A Deeper Look: Dispersion Compensation

Different terms are used when talking about second-order dispersion. These describe related but different aspects of second order dispersion and are not all interchangeable.

• GVD (group velocity dispersion) is a material specific constant, describing how a given material affects light of different wavelengths. Being a constant, it cannot be changed and is specified in fs² per unit length (commonly fs²/mm).
• GDD (group delay dispersion) is the integral of GVD over the length of an optical element. Also, in an optical system with multiple dispersive elements, the system GDD is the sum of the GDD for all those elements. Because of this, it is possible to change the GDD of an optical system by adding compensatory elements. GDD is specified as fs².
• The term “chirp” generally refers to the GDD of a system. It describes the fact that the different frequencies in a pulse are separated in time, with the lower frequencies running ahead of the shorter ones. In sound waves, this spread of frequencies results in a chirping sound, leading to the use of the term in optics.

Fully compensating the GDD of all elements in the optical path of a microscope yields the shortest possible pulse out of the microscope objective, and thus the most efficient multiphoton excitation.

GDD compensation is routinely achieved by splitting the different wavelengths of the laser pulse and having the longer wavelength components travel a larger geometric distance than the shorter wavelength components, thereby delaying these. While it is possible to use optical gratings to achieve this, the most widespread approach is to use prisms.

In a prism pre-chirper, the pulses are spectrally split by a first prism. The resulting “rainbow” then passes through a second prism, with the longer wavelengths travelling through the wider part of the prism and consequently being delayed more than the shorter wavelengths. The light is then reflected back through the two prisms, doubling the experienced delays before being recombined to a (collimated) beam (see top panel of Figure 2 below). To allow the returning beam to be spatially separated from the incoming beam, the mirror is often slightly tilted, so that the beam returns at a different height from the incoming one (see inset in Figure 2). Alternatively, two mirrors in a roof-top configuration (i.e. closely spaced at a right angle to each other) can be used to parallel shift the returning beam. After this double pass through the two prisms, the shorter wavelengths are ahead of the longer wavelengths in the pulses (e.g. a negative chirp).

(Fine) adjustment of the amount of negative chirp is achieved by adjusting the position of the second prism (see lower panel of Figure 2). Both moving the prism along the optical axis (left) as well as changing how far the prism is inserted into the beam (right) will change the amount of GDD. The closer the two prisms are together and the thinner the prism section in the beam, the smaller the difference in wavelength-dependent delay. Both approaches can be found in commercially available prism pre-chirpers – with both having their own implementation challenges. No matter which is varied, the prism distance or the insertion of the second prism, the respective fixed parameter needs to be set up carefully initially, to ensure the best possible performance. If more negative chirp than can be achieved with a reasonable increase in the prism distance is needed, it is possible to reflect the beam back into the prism path for one or more further double passes (see inset in Figure 2).

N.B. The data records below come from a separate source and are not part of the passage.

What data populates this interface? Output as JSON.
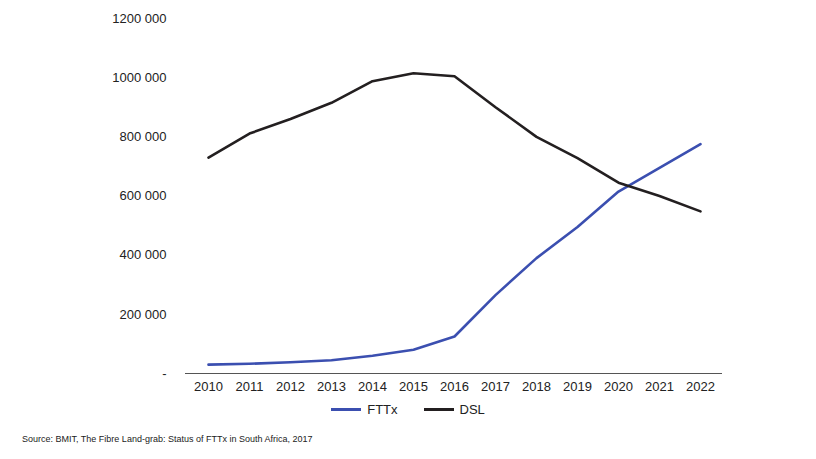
{
  "chart_data": {
    "type": "line",
    "caption": "Source: BMIT, The Fibre Land-grab: Status of FTTx in South Africa, 2017",
    "categories": [
      "2010",
      "2011",
      "2012",
      "2013",
      "2014",
      "2015",
      "2016",
      "2017",
      "2018",
      "2019",
      "2020",
      "2021",
      "2022"
    ],
    "series": [
      {
        "name": "FTTx",
        "color": "#3b4fb0",
        "values": [
          30000,
          33000,
          38000,
          45000,
          60000,
          80000,
          125000,
          265000,
          390000,
          495000,
          615000,
          695000,
          775000
        ]
      },
      {
        "name": "DSL",
        "color": "#231f20",
        "values": [
          730000,
          811000,
          860000,
          915000,
          988000,
          1015000,
          1005000,
          900000,
          800000,
          728000,
          645000,
          600000,
          548000
        ]
      }
    ],
    "ylim": [
      0,
      1200000
    ],
    "yticks": [
      {
        "value": 0,
        "label": "-"
      },
      {
        "value": 200000,
        "label": "200 000"
      },
      {
        "value": 400000,
        "label": "400 000"
      },
      {
        "value": 600000,
        "label": "600 000"
      },
      {
        "value": 800000,
        "label": "800 000"
      },
      {
        "value": 1000000,
        "label": "1000 000"
      },
      {
        "value": 1200000,
        "label": "1200 000"
      }
    ],
    "grid": false,
    "legend": "bottom"
  }
}
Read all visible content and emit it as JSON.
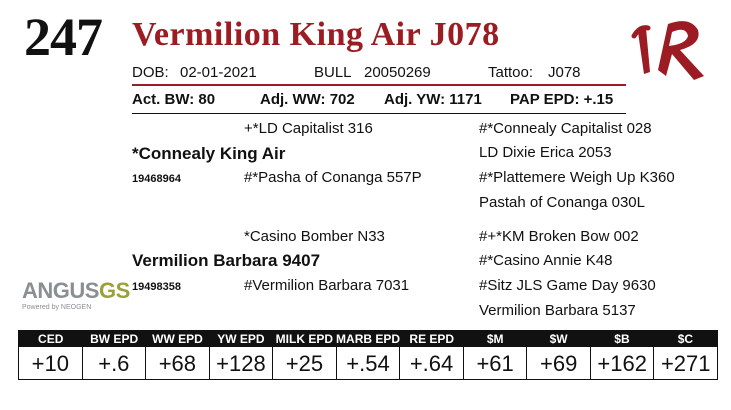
{
  "lot_number": "247",
  "animal_name": "Vermilion King Air J078",
  "info": {
    "dob_label": "DOB:",
    "dob": "02-01-2021",
    "sex": "BULL",
    "reg_number": "20050269",
    "tattoo_label": "Tattoo:",
    "tattoo": "J078"
  },
  "performance": {
    "act_bw": "Act. BW: 80",
    "adj_ww": "Adj. WW: 702",
    "adj_yw": "Adj. YW: 1171",
    "pap_epd": "PAP EPD: +.15"
  },
  "pedigree": {
    "sire": "*Connealy King Air",
    "sire_reg": "19468964",
    "sire_sire": "+*LD Capitalist 316",
    "sire_dam": "#*Pasha of Conanga 557P",
    "sss": "#*Connealy Capitalist 028",
    "ssd": "LD Dixie Erica 2053",
    "sds": "#*Plattemere Weigh Up K360",
    "sdd": "Pastah of Conanga 030L",
    "dam": "Vermilion Barbara 9407",
    "dam_reg": "19498358",
    "dam_sire": "*Casino Bomber N33",
    "dam_dam": "#Vermilion Barbara 7031",
    "dss": "#+*KM Broken Bow 002",
    "dsd": "#*Casino Annie K48",
    "dds": "#Sitz JLS Game Day 9630",
    "ddd": "Vermilion Barbara 5137"
  },
  "logo": {
    "main": "ANGUS",
    "suffix": "GS",
    "powered": "Powered by NEOGEN"
  },
  "epd": {
    "headers": [
      "CED",
      "BW EPD",
      "WW EPD",
      "YW EPD",
      "MILK EPD",
      "MARB EPD",
      "RE EPD",
      "$M",
      "$W",
      "$B",
      "$C"
    ],
    "values": [
      "+10",
      "+.6",
      "+68",
      "+128",
      "+25",
      "+.54",
      "+.64",
      "+61",
      "+69",
      "+162",
      "+271"
    ]
  },
  "colors": {
    "accent": "#9b1c22",
    "logo_gray": "#8a8f94",
    "logo_green": "#9aa13b"
  }
}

As pulse lengths shorten, the effects of GDD become more pronounced. At the same time, once pulses get into the 50 to 70 fs range, the impact of higher order derivatives of dispersion, so-called “higher order dispersion” become increasingly relevant. Here, the most dominant form is third-order dispersion (TOD). Both GDD and TOD lead to a decrease in peak power, but through different effects: GDD broadens pulses, symmetrically spreading the pulse energy over more time. In contrast, TOD causes energy to be moved from the core of the pulse, up to the point of creating something similar to satellite pulses (see Figure 4).

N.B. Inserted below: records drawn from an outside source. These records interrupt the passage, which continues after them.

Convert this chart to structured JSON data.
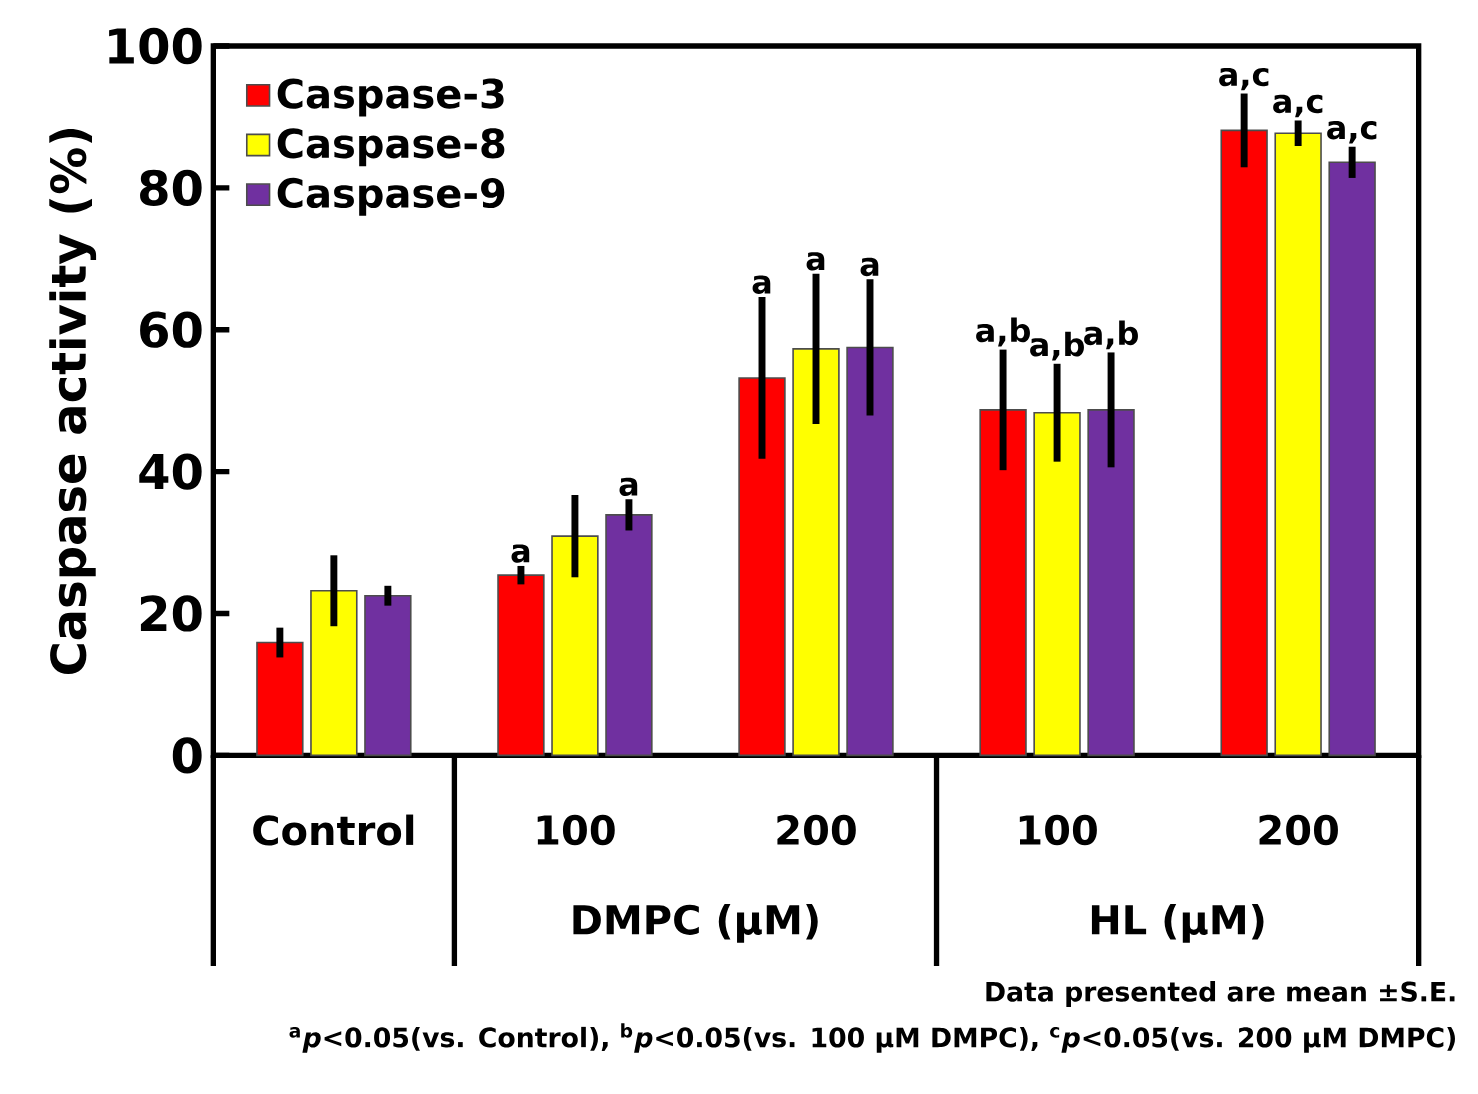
{
  "chart_data": {
    "type": "bar",
    "ylabel": "Caspase activity (%)",
    "categories": [
      "Control",
      "100",
      "200",
      "100",
      "200"
    ],
    "series": [
      {
        "name": "Caspase-3",
        "color": "#ff0000",
        "values": [
          15.9,
          25.4,
          53.2,
          48.7,
          88.1
        ],
        "errors": [
          2.1,
          1.3,
          11.4,
          8.5,
          5.2
        ],
        "value_labels": [
          null,
          "a",
          "a",
          "a,b",
          "a,c"
        ]
      },
      {
        "name": "Caspase-8",
        "color": "#ffff00",
        "values": [
          23.2,
          30.9,
          57.3,
          48.3,
          87.7
        ],
        "errors": [
          5.0,
          5.8,
          10.6,
          6.9,
          1.8
        ],
        "value_labels": [
          null,
          null,
          "a",
          "a,b",
          "a,c"
        ]
      },
      {
        "name": "Caspase-9",
        "color": "#7030a0",
        "values": [
          22.5,
          33.9,
          57.5,
          48.7,
          83.6
        ],
        "errors": [
          1.4,
          2.2,
          9.6,
          8.1,
          2.2
        ],
        "value_labels": [
          null,
          "a",
          "a",
          "a,b",
          "a,c"
        ]
      }
    ],
    "ylim": [
      0,
      100
    ],
    "yticks": [
      0,
      20,
      40,
      60,
      80,
      100
    ],
    "grid": false,
    "legend": "top left",
    "annotations": [
      "DMPC (μM)",
      "HL (μM)",
      "Data presented are mean ±S.E.",
      "$^{a}$*p*<0.05(vs. Control), $^{b}$*p*<0.05(vs. 100 μM DMPC), $^{c}$*p*<0.05(vs. 200 μM DMPC)"
    ]
  }
}
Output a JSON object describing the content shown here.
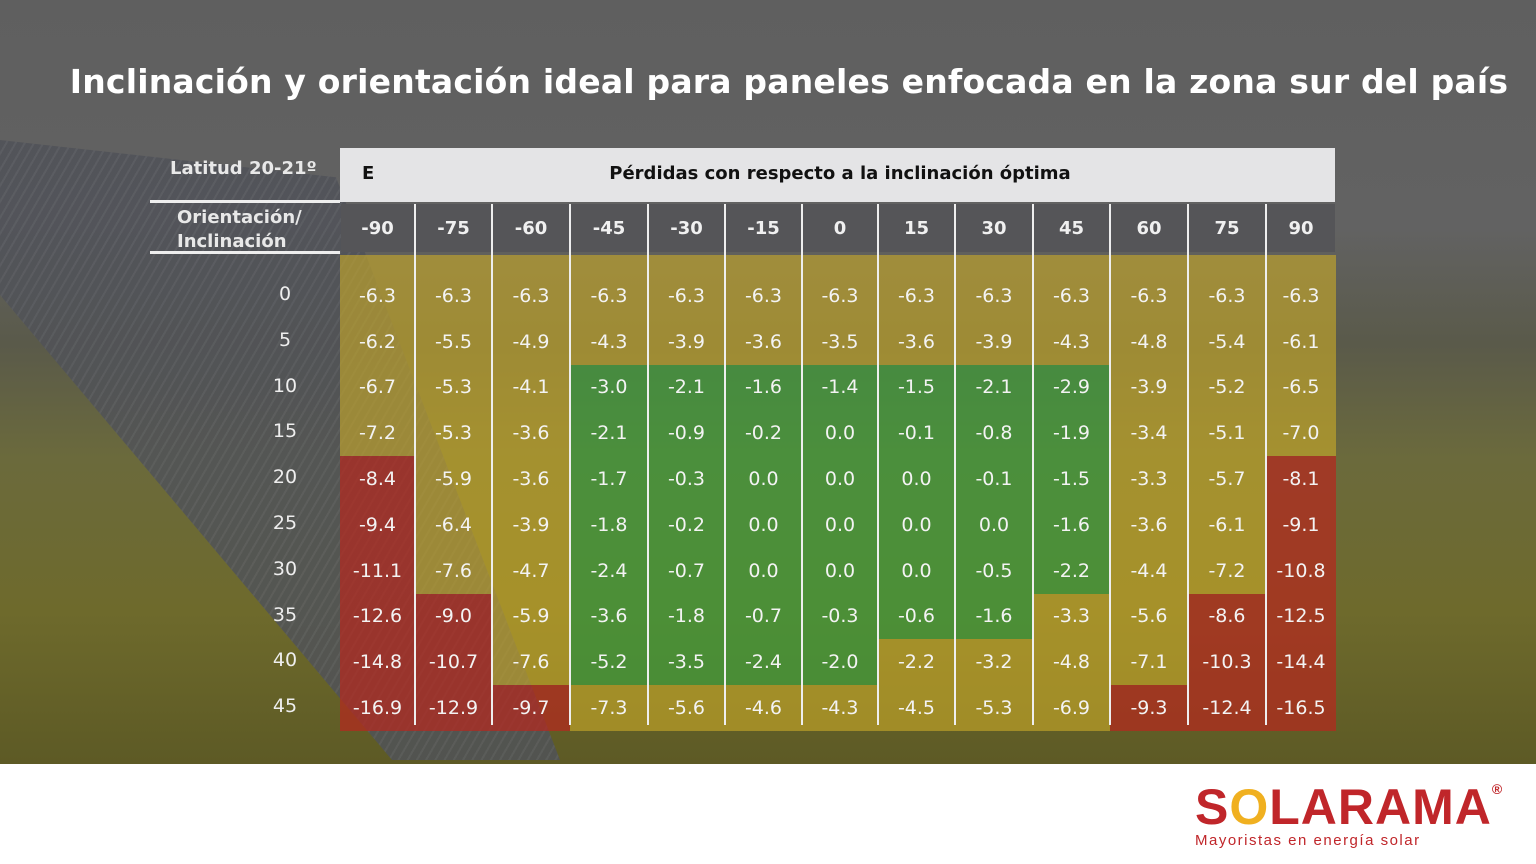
{
  "title": "Inclinación y orientación ideal para paneles enfocada en la zona sur del país",
  "colors": {
    "yellow": "#c8aa28",
    "green": "#3ca03c",
    "red": "#b4281e",
    "header_bg": "#e4e4e6"
  },
  "logo": {
    "name": "SOLARAMA",
    "tagline": "Mayoristas en energía solar",
    "primary": "#c0262a",
    "accent": "#f0b020"
  },
  "chart_data": {
    "type": "heatmap",
    "title": "Pérdidas con respecto a la inclinación óptima",
    "corner_label": "Latitud 20-21º",
    "row_header": "Orientación/ Inclinación",
    "direction_label": "E",
    "columns": [
      "-90",
      "-75",
      "-60",
      "-45",
      "-30",
      "-15",
      "0",
      "15",
      "30",
      "45",
      "60",
      "75",
      "90"
    ],
    "rows": [
      "0",
      "5",
      "10",
      "15",
      "20",
      "25",
      "30",
      "35",
      "40",
      "45"
    ],
    "values": [
      [
        -6.3,
        -6.3,
        -6.3,
        -6.3,
        -6.3,
        -6.3,
        -6.3,
        -6.3,
        -6.3,
        -6.3,
        -6.3,
        -6.3,
        -6.3
      ],
      [
        -6.2,
        -5.5,
        -4.9,
        -4.3,
        -3.9,
        -3.6,
        -3.5,
        -3.6,
        -3.9,
        -4.3,
        -4.8,
        -5.4,
        -6.1
      ],
      [
        -6.7,
        -5.3,
        -4.1,
        -3.0,
        -2.1,
        -1.6,
        -1.4,
        -1.5,
        -2.1,
        -2.9,
        -3.9,
        -5.2,
        -6.5
      ],
      [
        -7.2,
        -5.3,
        -3.6,
        -2.1,
        -0.9,
        -0.2,
        0.0,
        -0.1,
        -0.8,
        -1.9,
        -3.4,
        -5.1,
        -7.0
      ],
      [
        -8.4,
        -5.9,
        -3.6,
        -1.7,
        -0.3,
        0.0,
        0.0,
        0.0,
        -0.1,
        -1.5,
        -3.3,
        -5.7,
        -8.1
      ],
      [
        -9.4,
        -6.4,
        -3.9,
        -1.8,
        -0.2,
        0.0,
        0.0,
        0.0,
        0.0,
        -1.6,
        -3.6,
        -6.1,
        -9.1
      ],
      [
        -11.1,
        -7.6,
        -4.7,
        -2.4,
        -0.7,
        0.0,
        0.0,
        0.0,
        -0.5,
        -2.2,
        -4.4,
        -7.2,
        -10.8
      ],
      [
        -12.6,
        -9.0,
        -5.9,
        -3.6,
        -1.8,
        -0.7,
        -0.3,
        -0.6,
        -1.6,
        -3.3,
        -5.6,
        -8.6,
        -12.5
      ],
      [
        -14.8,
        -10.7,
        -7.6,
        -5.2,
        -3.5,
        -2.4,
        -2.0,
        -2.2,
        -3.2,
        -4.8,
        -7.1,
        -10.3,
        -14.4
      ],
      [
        -16.9,
        -12.9,
        -9.7,
        -7.3,
        -5.6,
        -4.6,
        -4.3,
        -4.5,
        -5.3,
        -6.9,
        -9.3,
        -12.4,
        -16.5
      ]
    ],
    "color_classes": [
      "yyyyyyyyyyyyy",
      "yyyyyyyyyyyyy",
      "yyygggggggyyy",
      "yyygggggggyyy",
      "ryygggggggyyr",
      "ryygggggggyyr",
      "ryygggggggyyr",
      "rryggggggyyrr",
      "rryggggyyyyrr",
      "rrryyyyyyyrrr"
    ]
  }
}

As pulse lengths shorten (below x fs), second-order dispersion has less impact on the pulse and higher-order derivatives become the dominant source of dispersion.

The concern here is that, in contrast to GDD, compensating for TOD is not straightforward. While the technology for compensating TOD exists, as of today suitable stand-alone commercial solutions for microscopy do not exist. This leaves avoidance of TOD as the only viable strategy for the time being.

Where does TOD arise? Just like GVD, it is a property of the optical materials that make up the microscope. As with GDD, this effect is more pronounced when using short pulses (anything above 70 fs tends to be of less concern). Unfortunately, in multiphoton microscopes the biggest source of TOD tends to be the prism-compressor used to compensate GDD. The larger the required GDD compensation range, the more TOD will be added. This is a result of the increasing amount of prism material that the pulses travel through in the course of the pre-chirping, but the geometric effect of the prisms on the beam also contributes.